Symantec has identified new malware targeting Google Android devices that collects personal data.
The malware, detected as Android.Exprespam, is spread through the spamming of links to fake Google Play pages. These pages are hosted on a server located in Washington.
“It is worth noting that the site actually calls itself Gcogle Play,” blogged Symantec threat analyst Joji Hamada. “The domain for the website was registered on December 27 and the malicious APK file contains a signature valid from January 2.”
“We have confirmed nine different app pages on this site, although the downloaded app is the same in each case,” according to Hamada. “A couple of the fake app pages resemble the type of fake tools used by older malware, but most are new types of fake tools. The scammers have made available a variety of apps in the hope that it increases the chances of the apps being installed. This is a distinct ramping up of activities as older malware masqueraded at most as three apps on a site simultaneously.”
The installation screen displays the permissions the malware requests, which include access to personal information, the phone state and identity and account information. Legitimate applications generally do not request these permissions, the researcher noted.
“Once installed and opened, the malware informs the user that the app is incompatible with the device,” Hamada noted. “However, personal data is sent surreptitiously to a server.”
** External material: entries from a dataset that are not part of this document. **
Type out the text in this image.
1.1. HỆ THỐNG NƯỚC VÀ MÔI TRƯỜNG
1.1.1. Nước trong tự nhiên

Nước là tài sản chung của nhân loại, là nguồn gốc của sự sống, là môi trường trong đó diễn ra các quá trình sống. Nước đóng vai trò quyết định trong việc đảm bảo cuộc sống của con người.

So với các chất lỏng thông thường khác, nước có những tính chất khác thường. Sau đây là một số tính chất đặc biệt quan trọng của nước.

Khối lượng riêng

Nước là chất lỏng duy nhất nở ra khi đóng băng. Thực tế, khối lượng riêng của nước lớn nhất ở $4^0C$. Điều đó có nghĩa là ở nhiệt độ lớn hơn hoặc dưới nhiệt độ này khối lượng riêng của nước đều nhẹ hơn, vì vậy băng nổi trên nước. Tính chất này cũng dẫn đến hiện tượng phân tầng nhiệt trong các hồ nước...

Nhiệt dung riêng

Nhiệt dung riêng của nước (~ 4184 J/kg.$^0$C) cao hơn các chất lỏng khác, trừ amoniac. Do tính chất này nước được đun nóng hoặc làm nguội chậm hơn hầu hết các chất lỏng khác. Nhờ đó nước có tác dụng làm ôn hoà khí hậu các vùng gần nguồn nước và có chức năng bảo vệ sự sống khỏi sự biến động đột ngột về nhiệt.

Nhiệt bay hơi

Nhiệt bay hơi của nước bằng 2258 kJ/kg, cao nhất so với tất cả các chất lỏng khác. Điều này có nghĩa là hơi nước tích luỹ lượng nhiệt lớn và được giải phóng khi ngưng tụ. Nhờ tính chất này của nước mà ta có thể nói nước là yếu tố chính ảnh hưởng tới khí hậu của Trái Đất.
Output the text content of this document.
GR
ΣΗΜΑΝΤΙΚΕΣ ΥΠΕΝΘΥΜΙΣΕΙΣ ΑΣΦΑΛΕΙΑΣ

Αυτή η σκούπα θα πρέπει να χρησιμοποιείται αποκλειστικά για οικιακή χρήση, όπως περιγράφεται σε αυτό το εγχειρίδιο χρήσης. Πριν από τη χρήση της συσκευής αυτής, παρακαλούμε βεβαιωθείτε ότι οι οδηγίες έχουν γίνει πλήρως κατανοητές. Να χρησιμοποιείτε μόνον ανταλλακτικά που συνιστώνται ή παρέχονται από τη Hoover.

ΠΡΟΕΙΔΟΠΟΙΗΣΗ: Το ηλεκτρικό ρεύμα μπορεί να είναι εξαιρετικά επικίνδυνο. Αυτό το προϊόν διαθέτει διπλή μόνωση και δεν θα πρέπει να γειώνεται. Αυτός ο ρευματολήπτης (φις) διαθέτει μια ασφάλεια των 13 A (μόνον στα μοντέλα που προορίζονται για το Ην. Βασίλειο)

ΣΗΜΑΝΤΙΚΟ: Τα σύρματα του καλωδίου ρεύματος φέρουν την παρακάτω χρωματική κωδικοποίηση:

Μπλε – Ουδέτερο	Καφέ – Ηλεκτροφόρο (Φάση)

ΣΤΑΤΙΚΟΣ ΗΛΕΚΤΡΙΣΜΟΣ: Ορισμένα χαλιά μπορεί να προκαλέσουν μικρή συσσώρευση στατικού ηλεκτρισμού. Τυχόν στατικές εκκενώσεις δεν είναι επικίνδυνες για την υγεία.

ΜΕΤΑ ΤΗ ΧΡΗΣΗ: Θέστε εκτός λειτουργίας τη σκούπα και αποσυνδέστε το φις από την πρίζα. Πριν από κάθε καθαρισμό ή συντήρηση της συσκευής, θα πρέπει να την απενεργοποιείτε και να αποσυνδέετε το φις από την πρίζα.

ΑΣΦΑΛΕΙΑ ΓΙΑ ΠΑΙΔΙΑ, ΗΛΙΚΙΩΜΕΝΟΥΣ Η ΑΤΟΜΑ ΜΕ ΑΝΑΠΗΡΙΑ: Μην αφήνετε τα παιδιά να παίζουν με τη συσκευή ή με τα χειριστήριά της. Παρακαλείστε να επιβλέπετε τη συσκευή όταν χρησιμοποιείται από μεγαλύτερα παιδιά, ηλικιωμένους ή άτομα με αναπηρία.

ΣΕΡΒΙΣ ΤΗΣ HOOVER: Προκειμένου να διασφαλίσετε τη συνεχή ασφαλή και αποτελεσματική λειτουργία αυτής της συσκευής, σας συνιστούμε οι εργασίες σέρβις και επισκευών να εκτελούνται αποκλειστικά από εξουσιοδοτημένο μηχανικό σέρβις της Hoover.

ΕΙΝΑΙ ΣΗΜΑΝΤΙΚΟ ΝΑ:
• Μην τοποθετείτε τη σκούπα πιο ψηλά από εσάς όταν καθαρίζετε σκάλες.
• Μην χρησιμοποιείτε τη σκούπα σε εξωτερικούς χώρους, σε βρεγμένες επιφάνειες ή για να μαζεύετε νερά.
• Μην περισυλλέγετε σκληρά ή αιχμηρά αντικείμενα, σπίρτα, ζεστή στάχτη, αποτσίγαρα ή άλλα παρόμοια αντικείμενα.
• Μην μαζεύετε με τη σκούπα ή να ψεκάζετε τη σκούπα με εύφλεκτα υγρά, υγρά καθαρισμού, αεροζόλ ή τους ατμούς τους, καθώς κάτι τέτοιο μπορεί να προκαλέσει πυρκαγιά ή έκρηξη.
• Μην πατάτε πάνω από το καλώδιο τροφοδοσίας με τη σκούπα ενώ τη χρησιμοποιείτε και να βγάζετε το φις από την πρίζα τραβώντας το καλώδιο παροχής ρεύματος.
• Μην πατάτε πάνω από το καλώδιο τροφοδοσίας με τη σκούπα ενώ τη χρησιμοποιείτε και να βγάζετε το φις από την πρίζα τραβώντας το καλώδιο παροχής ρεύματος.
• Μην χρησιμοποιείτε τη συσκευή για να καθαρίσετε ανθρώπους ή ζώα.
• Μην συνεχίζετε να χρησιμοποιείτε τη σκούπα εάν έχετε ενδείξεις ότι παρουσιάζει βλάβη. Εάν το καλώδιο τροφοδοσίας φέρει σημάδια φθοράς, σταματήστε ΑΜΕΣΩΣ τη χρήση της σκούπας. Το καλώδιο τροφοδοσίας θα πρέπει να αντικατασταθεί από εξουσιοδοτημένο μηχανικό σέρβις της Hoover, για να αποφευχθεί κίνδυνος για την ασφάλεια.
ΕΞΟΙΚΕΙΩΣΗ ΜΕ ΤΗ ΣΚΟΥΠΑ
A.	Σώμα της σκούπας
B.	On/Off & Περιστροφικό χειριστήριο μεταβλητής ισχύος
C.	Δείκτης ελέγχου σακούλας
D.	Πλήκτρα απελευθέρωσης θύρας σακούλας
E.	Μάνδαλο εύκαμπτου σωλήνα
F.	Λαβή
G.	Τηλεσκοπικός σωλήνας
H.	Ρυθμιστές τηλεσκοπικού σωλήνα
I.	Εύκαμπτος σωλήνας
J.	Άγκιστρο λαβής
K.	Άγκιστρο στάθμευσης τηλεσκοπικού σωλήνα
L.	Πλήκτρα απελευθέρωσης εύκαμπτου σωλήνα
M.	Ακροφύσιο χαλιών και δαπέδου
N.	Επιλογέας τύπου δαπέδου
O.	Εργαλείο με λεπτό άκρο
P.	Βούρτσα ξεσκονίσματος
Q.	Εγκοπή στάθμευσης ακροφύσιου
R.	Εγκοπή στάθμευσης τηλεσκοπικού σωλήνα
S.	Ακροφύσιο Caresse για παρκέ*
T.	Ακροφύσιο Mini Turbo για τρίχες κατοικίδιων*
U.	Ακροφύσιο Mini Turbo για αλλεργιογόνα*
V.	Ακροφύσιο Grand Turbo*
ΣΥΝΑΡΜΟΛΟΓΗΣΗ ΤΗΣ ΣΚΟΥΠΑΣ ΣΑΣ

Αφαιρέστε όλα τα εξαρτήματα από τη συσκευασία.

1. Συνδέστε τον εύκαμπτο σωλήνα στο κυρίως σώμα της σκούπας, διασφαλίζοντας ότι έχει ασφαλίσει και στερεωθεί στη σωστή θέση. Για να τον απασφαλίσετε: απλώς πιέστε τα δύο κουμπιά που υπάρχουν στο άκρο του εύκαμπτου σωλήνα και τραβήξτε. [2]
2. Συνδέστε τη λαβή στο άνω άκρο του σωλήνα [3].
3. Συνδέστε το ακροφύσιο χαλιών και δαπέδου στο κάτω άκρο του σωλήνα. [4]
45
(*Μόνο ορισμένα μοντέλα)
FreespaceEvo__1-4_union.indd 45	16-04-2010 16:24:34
Unlike other types of malware, it uses Secure Sockets Layer (SSL) protocol to upload the information that it steals so that it is encrypted.
“So why would the creators go out of their way to do encrypt the stolen information? It is only speculation on my part but perhaps it may be in order to make it look like they were taking measures to protect the collected data in the same manner as a responsible business,” the researcher blogged. “It is possible that the malware author(s) may use this in their defense if they are ever arrested.”
Hamada urged consumers to think twice before clicking on links in emails they receive from unknown sources.